The first area where it made me feel better is I realized I'm okay for “cheating” on intro. I didn't cheat with Ding Dongs or Dr. Pepper, after all. At the moment I can't even remember what I cheated and ate that wasn't on the stage I was on, but it's okay, I'm okay! I'm not a failure!
Dr. Natasha says:
If you were following the GAPS Introduction Diet to a letter and felt well, but then one day you get a strong desire for, let's say, raw tomatoes (which are not included into the plan), then listen to this desire! This is your body telling you that it needs particular nutrients at this particular time, and raw tomatoes will provide them. If you deny your body that need, you may get yourself into trouble: your electrolyte balance may get upset or your hormones may not work well, or something else will not work. Yes, you would have ‘cheated' on the diet by eating tomatoes, but once that particular need of your body has been satisfied, you can continue with your programme. Any progress goes through two steps forward then one step back, and healing is no exception.
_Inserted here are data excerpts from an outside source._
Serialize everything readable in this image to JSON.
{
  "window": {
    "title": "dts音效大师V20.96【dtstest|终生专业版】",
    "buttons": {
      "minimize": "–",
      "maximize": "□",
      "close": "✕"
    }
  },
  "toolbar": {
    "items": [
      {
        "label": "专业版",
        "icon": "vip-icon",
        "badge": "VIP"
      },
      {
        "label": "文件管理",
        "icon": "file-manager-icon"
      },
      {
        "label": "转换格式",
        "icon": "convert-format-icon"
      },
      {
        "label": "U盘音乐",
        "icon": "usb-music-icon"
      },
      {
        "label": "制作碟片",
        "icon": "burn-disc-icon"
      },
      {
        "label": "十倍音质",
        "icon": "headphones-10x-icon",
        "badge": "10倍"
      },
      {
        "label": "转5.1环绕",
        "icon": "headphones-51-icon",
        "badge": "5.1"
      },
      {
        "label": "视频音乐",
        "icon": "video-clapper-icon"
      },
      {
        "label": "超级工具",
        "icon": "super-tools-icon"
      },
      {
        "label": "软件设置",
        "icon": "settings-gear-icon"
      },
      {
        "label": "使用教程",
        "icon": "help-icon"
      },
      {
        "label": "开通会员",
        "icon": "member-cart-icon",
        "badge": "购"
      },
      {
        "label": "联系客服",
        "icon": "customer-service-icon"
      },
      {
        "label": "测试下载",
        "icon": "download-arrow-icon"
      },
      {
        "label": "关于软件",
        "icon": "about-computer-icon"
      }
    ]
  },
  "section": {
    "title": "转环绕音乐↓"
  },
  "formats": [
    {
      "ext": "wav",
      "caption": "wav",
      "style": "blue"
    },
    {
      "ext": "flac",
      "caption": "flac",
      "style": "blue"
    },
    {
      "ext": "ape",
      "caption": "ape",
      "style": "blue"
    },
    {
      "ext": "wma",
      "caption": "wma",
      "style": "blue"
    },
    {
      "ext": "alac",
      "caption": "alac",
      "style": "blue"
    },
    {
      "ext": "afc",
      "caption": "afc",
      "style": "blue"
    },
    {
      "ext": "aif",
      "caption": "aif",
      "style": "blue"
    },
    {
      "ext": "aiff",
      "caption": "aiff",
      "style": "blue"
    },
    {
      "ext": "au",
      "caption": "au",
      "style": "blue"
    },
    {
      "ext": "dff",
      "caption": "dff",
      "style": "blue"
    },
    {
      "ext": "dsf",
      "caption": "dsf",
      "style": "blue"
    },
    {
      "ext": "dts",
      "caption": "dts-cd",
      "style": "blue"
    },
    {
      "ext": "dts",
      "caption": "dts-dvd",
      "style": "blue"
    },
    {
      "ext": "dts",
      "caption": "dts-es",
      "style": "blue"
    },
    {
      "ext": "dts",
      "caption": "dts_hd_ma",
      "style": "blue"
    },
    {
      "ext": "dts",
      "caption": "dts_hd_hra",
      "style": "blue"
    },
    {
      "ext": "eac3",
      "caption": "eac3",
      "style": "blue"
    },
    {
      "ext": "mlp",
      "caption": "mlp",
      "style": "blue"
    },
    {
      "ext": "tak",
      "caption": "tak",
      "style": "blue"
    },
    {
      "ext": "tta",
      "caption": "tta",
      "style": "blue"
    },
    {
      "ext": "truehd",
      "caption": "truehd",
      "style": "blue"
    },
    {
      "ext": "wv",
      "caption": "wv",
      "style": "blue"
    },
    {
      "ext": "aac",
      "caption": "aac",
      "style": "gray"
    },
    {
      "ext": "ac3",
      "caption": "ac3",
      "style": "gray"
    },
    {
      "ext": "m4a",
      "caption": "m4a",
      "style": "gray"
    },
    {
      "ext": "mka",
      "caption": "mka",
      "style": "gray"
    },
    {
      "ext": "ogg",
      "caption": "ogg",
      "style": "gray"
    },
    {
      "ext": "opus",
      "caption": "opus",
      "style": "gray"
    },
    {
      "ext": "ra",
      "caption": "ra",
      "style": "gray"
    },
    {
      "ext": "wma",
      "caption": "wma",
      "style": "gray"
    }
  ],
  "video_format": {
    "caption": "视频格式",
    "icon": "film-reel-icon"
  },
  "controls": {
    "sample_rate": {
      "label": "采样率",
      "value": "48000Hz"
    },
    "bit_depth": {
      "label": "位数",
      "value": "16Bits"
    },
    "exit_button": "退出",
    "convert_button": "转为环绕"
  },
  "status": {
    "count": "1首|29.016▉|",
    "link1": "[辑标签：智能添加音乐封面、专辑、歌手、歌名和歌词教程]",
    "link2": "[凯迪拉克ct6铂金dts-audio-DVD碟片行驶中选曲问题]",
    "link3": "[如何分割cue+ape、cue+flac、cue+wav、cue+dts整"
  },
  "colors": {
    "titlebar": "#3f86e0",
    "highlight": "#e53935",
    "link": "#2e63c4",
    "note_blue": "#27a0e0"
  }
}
So, don't worry about ‘cheating' on the diet sometimes if your body has really asked for it. This is not cheating; this is working with your body and respecting it. Remember, your body knows infinitely more about itself than we will ever know with all our intelligence and science!
That is just beautiful.
It has inspired me to try harder to work with my body and to give it the respect it deserves. It has housed my soul for forty-seven years, it has carried and created my children, it has been here for me, now it's time for me to try and listen more closely to what it needs and desires.
Instead of being angry and hateful at my body for gaining weight, I'm going to try and listen more carefully. I'm going to try to follow this from Dr. Natasha:
However, if you listen to your sense of pleasure from food, then you will not overeat because you would stop eating as soon as the food stops being pleasurable. Pleasure on / pleasure off are the signals your body gives you to let you know about its needs. Your sense of pleasure will keep you eating as long as your body still needs the nutrients from that particular food; as soon as your body had enough of those nutrients, the food will stop giving you pleasure.
I'm going to try my best to eat only when I'm hungry. The biggest question I have about that is do I need to wait until my stomach actually growls?
I'm going to be more mindful of what my body is hungry for. I am going to try and be more attentive while I eat, and mindful of cues. Am I just eating what's left on my plate because it's there? How did I know that's how much my body wanted? I may be able to figure that out by carefully observing the way I feel with each bite. Set the utensil down, chew. Does the food still taste wonderful?
I have tried to practice this mindfulness in the past – prior to GAPS. It was a disappointment but now that I am eating good nutritious foods, maybe it will be easier.
Thank you for sticking around to the end whether you skipped over the depressed parts or not.